The RE curriculum document states the ways a well-designed syllabus will benefit children, help children to grow and understand their world:
- Pupils develop understanding of concepts and mastery of skills to make sense of religion and belief, at an appropriate level of challenge for their age.
- The Religious Education curriculum provides opportunities for pupils to develop positive attitudes and values and to reflect and relate their learning in Religious Education to their own experience.
- Building on the statutory requirements, there is a wide ranging study of religion and belief across the key stages as a whole.
- All religions are studied in a way that is coherent and promotes progression.
Pupils have the opportunity to learn that there are people who do not hold religious beliefs and have their own philosophical perspectives, and subject matter facilitates integration and promotion of shared values.The study of religion is based on the legal requirements and provides an appropriate balance between and within Christianity, other principal religions, and, where appropriate other religious traditions and worldviews, across the key stages as a whole, making appropriate links with other parts of the curriculum and its cross-curricular dimensions.
The Religious Education curriculum uses the inquiry based key question approach as planned in the KENT SACRE Agreed Syllabus and, where possible, is taught within the six key transdisciplinary themes of the Primary Years Programme.

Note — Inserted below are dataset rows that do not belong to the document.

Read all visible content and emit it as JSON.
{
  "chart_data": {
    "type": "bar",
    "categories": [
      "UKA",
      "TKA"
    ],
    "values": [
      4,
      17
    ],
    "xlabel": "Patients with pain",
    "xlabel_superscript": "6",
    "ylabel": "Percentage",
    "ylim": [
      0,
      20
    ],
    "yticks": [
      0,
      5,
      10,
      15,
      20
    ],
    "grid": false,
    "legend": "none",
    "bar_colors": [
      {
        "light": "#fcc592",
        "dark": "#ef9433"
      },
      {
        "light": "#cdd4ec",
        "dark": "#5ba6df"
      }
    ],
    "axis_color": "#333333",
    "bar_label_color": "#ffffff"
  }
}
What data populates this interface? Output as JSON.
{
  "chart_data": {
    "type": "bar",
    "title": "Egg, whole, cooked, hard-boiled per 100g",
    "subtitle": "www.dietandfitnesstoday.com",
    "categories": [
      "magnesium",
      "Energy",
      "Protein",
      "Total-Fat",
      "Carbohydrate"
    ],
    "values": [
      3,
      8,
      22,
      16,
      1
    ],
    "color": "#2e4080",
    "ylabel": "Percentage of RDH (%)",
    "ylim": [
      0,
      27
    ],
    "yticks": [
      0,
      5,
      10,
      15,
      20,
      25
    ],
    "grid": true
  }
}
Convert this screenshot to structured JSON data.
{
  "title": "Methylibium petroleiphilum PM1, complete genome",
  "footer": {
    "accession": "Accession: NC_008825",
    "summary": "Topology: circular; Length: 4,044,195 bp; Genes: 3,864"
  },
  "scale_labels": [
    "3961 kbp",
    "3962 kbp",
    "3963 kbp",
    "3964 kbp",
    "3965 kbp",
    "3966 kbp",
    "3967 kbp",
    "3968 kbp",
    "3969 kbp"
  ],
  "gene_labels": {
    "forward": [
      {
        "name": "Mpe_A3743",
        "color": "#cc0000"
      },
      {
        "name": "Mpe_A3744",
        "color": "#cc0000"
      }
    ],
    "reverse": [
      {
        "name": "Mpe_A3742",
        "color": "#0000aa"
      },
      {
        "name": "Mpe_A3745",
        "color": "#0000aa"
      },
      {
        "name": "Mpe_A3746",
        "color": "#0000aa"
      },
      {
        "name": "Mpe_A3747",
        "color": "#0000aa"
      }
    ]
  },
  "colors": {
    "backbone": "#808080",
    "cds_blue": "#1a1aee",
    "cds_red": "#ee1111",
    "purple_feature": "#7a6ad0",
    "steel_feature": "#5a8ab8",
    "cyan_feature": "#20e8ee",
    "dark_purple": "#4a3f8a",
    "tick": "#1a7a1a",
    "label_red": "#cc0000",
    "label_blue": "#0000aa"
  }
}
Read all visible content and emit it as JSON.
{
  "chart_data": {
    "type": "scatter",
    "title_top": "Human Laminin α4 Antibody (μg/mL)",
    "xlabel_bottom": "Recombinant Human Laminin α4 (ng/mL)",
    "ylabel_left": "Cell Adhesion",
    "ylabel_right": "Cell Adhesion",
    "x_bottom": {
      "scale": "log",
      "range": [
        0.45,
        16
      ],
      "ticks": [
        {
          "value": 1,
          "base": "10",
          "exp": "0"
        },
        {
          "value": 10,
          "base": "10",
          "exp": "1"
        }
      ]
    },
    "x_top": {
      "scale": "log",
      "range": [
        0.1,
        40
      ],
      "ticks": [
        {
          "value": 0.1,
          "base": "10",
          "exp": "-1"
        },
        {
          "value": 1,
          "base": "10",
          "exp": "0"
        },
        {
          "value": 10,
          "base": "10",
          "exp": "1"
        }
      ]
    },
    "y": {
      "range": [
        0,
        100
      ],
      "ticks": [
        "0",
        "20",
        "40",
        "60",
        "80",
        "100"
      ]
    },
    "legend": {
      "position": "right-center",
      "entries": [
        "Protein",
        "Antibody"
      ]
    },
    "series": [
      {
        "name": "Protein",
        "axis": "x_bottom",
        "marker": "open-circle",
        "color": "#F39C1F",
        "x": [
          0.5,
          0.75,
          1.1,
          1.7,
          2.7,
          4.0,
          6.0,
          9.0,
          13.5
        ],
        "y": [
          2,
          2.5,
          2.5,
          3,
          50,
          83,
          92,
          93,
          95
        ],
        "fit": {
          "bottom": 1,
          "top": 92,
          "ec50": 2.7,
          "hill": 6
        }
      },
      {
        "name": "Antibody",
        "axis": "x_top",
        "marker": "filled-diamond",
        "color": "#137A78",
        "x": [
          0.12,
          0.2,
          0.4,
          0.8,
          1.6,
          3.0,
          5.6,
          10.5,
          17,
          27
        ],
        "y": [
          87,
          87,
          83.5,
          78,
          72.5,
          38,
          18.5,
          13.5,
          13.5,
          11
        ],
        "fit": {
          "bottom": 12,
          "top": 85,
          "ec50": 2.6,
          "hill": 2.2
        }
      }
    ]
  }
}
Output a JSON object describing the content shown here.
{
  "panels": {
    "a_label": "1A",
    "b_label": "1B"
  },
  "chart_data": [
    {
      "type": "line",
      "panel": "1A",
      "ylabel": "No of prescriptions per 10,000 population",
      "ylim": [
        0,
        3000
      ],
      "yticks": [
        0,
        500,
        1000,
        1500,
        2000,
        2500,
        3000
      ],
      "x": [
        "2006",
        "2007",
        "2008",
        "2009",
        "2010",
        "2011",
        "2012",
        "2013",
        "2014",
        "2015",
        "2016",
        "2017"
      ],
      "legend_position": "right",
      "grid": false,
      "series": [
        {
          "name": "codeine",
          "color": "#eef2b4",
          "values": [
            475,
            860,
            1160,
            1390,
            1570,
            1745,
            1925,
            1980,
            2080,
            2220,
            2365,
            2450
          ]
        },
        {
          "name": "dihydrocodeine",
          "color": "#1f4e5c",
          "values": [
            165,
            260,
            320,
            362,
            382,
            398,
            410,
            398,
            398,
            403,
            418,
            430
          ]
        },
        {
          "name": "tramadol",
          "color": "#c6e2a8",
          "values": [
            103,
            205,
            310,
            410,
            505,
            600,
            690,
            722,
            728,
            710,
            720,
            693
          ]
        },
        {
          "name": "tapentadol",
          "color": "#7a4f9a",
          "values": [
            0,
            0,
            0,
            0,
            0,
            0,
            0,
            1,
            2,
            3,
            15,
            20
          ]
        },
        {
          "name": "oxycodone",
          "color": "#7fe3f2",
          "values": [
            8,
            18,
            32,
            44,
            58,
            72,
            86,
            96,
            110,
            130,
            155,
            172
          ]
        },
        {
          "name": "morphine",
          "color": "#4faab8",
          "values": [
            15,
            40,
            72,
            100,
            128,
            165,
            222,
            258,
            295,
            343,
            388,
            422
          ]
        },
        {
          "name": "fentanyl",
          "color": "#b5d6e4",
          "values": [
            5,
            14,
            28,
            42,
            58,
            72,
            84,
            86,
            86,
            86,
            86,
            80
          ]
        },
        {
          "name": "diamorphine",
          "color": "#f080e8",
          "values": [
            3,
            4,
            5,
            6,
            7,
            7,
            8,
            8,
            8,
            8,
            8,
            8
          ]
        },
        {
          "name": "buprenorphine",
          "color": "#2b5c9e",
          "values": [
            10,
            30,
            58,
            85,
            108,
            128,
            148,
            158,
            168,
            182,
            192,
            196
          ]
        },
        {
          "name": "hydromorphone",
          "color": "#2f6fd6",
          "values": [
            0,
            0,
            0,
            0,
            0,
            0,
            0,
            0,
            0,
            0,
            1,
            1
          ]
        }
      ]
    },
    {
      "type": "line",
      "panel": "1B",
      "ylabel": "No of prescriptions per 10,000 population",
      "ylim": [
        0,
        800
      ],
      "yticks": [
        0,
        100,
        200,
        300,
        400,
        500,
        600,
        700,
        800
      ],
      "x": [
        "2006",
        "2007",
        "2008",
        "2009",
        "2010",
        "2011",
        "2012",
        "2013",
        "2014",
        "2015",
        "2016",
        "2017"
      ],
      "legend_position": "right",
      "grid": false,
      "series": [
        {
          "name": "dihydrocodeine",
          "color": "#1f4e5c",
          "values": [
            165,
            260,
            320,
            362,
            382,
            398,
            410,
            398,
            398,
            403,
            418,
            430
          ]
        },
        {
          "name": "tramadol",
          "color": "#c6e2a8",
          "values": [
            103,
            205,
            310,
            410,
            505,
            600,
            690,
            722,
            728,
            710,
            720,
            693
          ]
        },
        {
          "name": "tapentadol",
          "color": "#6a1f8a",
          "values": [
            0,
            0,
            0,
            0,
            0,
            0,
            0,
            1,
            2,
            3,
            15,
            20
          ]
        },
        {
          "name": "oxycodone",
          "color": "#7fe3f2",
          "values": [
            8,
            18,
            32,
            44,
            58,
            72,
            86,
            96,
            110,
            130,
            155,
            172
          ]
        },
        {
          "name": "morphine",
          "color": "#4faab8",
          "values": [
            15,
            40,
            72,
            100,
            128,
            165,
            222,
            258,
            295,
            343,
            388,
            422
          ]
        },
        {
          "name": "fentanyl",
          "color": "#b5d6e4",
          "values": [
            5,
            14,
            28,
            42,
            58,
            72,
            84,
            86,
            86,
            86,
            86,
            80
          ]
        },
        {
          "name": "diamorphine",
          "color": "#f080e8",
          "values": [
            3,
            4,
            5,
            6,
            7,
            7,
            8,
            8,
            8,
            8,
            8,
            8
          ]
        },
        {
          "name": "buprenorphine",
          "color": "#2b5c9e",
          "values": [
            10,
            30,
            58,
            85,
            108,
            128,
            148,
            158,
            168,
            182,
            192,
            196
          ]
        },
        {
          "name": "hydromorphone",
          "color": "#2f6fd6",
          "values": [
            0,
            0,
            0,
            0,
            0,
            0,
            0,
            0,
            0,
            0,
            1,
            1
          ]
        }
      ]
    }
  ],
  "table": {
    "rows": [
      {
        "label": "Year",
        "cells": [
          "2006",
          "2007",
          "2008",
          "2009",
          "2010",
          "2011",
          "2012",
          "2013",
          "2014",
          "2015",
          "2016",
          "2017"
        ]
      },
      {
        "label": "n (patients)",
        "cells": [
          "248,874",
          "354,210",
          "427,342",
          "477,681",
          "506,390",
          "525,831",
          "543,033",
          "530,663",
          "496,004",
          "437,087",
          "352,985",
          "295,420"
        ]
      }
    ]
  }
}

EYFS and Key Stage One provides pupils with 36 hours of teaching time through direct sessions, continuous provision and festival experience days. Key Stage Two covers 45 hours of teaching time through hourly sessions, longer immersion sessions and festival experience days. The teaching of skills is progressive and promotes inquiry- based, open-ended learning that encourages questioning, making comparisons, explaining, expressing, discussing, exploring religious stories and vocabulary, developing insight, knowledge, empathy and respect. Our embedded whole school vision to nurture children’s spiritual, moral, social and cultural development supports them to foster good relationships in line with the protected characteristics under the Equality Act 2010.
Our PYP approach allows children to build upon their understanding of British Values in an age appropriate way, in order for them to become positive citizens in a forever changing community and ultimately preparing them for life and work in the modern world. Teachers have access to a comprehensive programme of lessons for each year group, which will offer inquiry, structure and narrative but are by no means to be used exclusively, rather to be used to support planning. In line with the most recent census for religious demography for Maidstone, pupils predominantly study Christianity but also study Muslims, Hindus and Humanists.
In KS1, children begin to look at other religions, focusing on celebrations and rituals. In KS2, we offer a wider range of learning opportunities about the world’s religions including deeper understanding of the origin of those religions and their key stories and teachings. Within school many festival are marked which include Harvest, Christmas, Easter, Diwali, Eid, Chinese New Year and in addition, pupils experience aspects of some Sikh, Jewish and Buddhist festivals.
The progressive teaching of RE skills will enable children to know and understand about a range of religions and worldviews, express ideas and insights about the nature, significance and impact of religions and world views and gain and deploy the skills needed to engage seriously with them. Religious Education fulfils a vital role within the curriculum and is relevant to all pupils, regardless of their religious (or non- religious) background. It introduces them to a world beyond their own experience of culture and belief, enabling them to make links between their own lives and that of those in their community and in the wider world, developing an understanding of other people’s cultures, reasons for being and ways of life. As such, Religious Education is invaluable in a rapidly changing world and it will allow all children, including those that are disadvantaged and pupils with SEND, to acquire the knowledge and cultural capital they need to succeed in life.